Selain itu, masih dalam kaitan yang sama, Pasal 33 ayat (4) UUD 1945 menyatakan, “Perekonomian nasional diselenggarakan berdasar atas demokrasi ekonomi dengan prinsip kebersamaan, efisiensi berkeadilan, berkelanjutan, berwawasan lingkungan, kemandirian, serta dengan menjaga keseimbangan kemajuan dan kesatuan ekonomi nasional.” Berdasarkan ketentuan a quo maka terdapat dua konsep yang saling berkaitan, yaitu bahwa perekonomian nasional berdasar atas asas demokrasi ekonomi adalah dimaksudkan harus mengandung prinsip berkelanjutan dan berwawasan lingkungan. Pembangunan berkelanjutan (sustainable development) merupakan salah satu perwujudan dari wawasan lingkungan. Namun juga sebaliknya, prinsip pembangunan yang berkelanjutan juga harus diterapkan dalam kebijakan pembangunan yang berwawasan lingkungan. Dalam konsep pembangunan berkelanjutan (sustainable development), proses pembangunan atau perkembangan diharapkan dapat memenuhi kebutuhan masa sekarang tanpa membahayakan kemampuan generasi yang akan datang untuk memenuhi kebutuhannya dalam memanfaatkan potensi sumber daya alam untuk kehidupan. Atau dengan perkataan lain, pembangunan berkelanjutan yang berwawasan lingkungan hidup dapat dirumuskan sebagai upaya sadar dan terencana yang memadukan lingkungan, termasuk sumber dayanya, ke dalam proses pembangunan yang menjamin kemampuan dan kesejahteraan generasi masa sekarang dan yang akan datang, sehingga tidak boleh hanya mempertimbangkan kepentingan jangka pendek. Dengan demikian, terdapat dua elemen pokok yang harus dipahami khususnya bagi pembentuk Undang-Undang, yaitu: (i) Konsep kebutuhan, yaitu kebutuhan generasi masa kini dan mendatang untuk hidup sejahtera, terutama kebutuhan hidup bagi masyarakat kurang mampu dan komunitas tertinggal yang harus mendapatkan prioritas utama dalam pembangunan; dan (ii) Konsep pembatasan, yaitu pembatasan terhadap pemaksaan yang dilakukan oleh negara, korporasi, atau masyarakat atas kemampuan lingkungan untuk memenuhi tuntutan kebutuhan sekarang dan masa yang akan datang.
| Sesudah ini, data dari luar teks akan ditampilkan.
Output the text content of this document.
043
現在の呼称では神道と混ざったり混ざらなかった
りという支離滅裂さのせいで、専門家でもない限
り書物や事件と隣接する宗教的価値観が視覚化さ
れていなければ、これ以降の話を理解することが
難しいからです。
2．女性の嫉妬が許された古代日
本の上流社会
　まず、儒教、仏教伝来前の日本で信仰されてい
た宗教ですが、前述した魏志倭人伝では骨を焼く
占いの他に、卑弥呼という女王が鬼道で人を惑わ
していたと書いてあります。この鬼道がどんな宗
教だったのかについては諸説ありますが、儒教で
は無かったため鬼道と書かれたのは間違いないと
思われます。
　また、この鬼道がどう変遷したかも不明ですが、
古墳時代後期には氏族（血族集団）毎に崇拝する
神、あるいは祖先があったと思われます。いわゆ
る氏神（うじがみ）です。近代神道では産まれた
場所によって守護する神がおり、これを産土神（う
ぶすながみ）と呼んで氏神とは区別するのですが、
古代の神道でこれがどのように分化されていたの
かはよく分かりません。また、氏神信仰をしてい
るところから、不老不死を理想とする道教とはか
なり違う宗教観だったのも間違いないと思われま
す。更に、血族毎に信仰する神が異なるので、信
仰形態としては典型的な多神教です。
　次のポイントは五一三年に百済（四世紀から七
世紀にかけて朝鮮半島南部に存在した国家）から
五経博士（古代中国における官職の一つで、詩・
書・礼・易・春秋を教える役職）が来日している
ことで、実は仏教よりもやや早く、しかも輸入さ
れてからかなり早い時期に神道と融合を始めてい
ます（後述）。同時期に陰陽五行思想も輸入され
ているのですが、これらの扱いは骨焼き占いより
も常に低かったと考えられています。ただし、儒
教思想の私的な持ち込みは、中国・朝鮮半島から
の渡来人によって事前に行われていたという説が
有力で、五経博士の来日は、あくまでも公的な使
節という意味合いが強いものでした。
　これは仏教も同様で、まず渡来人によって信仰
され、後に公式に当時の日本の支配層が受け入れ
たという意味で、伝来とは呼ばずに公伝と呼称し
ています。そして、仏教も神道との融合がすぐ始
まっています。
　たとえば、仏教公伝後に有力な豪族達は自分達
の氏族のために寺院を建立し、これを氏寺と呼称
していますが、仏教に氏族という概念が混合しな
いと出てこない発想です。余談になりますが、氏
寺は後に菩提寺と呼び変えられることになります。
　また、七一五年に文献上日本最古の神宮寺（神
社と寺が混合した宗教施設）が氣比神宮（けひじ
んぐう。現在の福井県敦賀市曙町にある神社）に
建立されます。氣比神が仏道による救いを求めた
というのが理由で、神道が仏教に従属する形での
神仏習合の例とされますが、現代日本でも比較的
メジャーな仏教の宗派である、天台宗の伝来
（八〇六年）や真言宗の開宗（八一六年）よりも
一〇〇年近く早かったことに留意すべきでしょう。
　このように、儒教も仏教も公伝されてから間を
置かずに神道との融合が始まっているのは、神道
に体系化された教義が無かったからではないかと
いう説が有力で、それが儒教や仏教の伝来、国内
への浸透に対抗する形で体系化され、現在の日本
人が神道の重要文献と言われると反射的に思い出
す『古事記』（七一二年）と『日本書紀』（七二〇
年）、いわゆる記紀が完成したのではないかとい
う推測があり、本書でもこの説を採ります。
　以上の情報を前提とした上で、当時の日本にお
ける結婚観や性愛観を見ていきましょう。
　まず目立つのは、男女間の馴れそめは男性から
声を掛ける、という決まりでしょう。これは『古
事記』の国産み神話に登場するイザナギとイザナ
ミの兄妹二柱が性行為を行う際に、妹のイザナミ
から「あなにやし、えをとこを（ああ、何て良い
Oleh karena itu, dengan dicantumkannya norma mengenai lingkungan hidup dalam UUD 1945 maka tidak boleh ada lagi kebijakan yang tertuang dalam bentuk Undang-Undang atau peraturan perundang-undangan di bawah Undang-Undang yang bertentangan dengan ketentuan dalam konstitusi mengenai lingkungan hidup. Atau dengan perkataan lain, semua kebijakan mengenai lingkungan hidup yang akan dibuat oleh para pembentuk Undang-Undang harus menundukkan diri pada konstitusi sebagai hukum tertinggi. Apalagi, Indonesia merupakan satu negara kepulauan yang sangat rawan dan rentan bencana alam. Jika lingkungan hidup tidak dilindungi, pada saatnya kerusakan alam yang terjadi justru akan merugikan bangsa Indonesia sendiri.
Negara dan Masyarakat Hukum Adat
Konstitusi sebagai norma dasar (staatsgrundgezets) dalam hierarki peraturan perundang-undangan tentu menjadi jiwa dari berbagai peraturan perundang-undangan dibawahnya, khususnya dalam hal ini adalah Undang-Undang di bidang lingkungan hidup, yang mengaktualisasikan segala prinsip yang telah terkandung dalam konstitusi. Namun demikian, dalam implementasinya terdapat beberapa permasalahan terkait dengan pengejawantahan prinsip konstitusi a quo dalam norma Undang-Undang, khususnya mengenai “singgungan”-nya dengan komunitas masyarakat hukum adat yang memang secara historis telah terlebih dahulu hidup mendiami suatu lingkungan yang nantinya terkena dampak pengaturan oleh Undang-Undang, baik UU P3H maupun UU Kehutanan, sehingga beberapa kalangan menilai bahwa UU P3H memiliki karakter yang represif yang diskriminatif terhadap masyarakat sekitar hutan. Karakter represif tersebut digambarkan, antara lain, dari bertambahnya sejumlah pasal-pasal ancaman pemidanaan dan memenjarakan masyarakat hukum adat, masyarakat lokal dan masyarakat desa yang bersinggungan dengan kawasan hutan dalam UU P3H, padahal semangat UU P3H diawal adalah menyasar pelaku perusakan hutan yang terorganisir yang merupakan usaha skala besar. Berdasarkan pendapat tersebut, maka timbul permasalahan terkait “Apakah ketentuan pemidanaan dalam UU P3H dan UU Kehutanan telah menegasikan hak-hak masyarakat hukum adat sehingga bertentangan dengan UUD 1945?”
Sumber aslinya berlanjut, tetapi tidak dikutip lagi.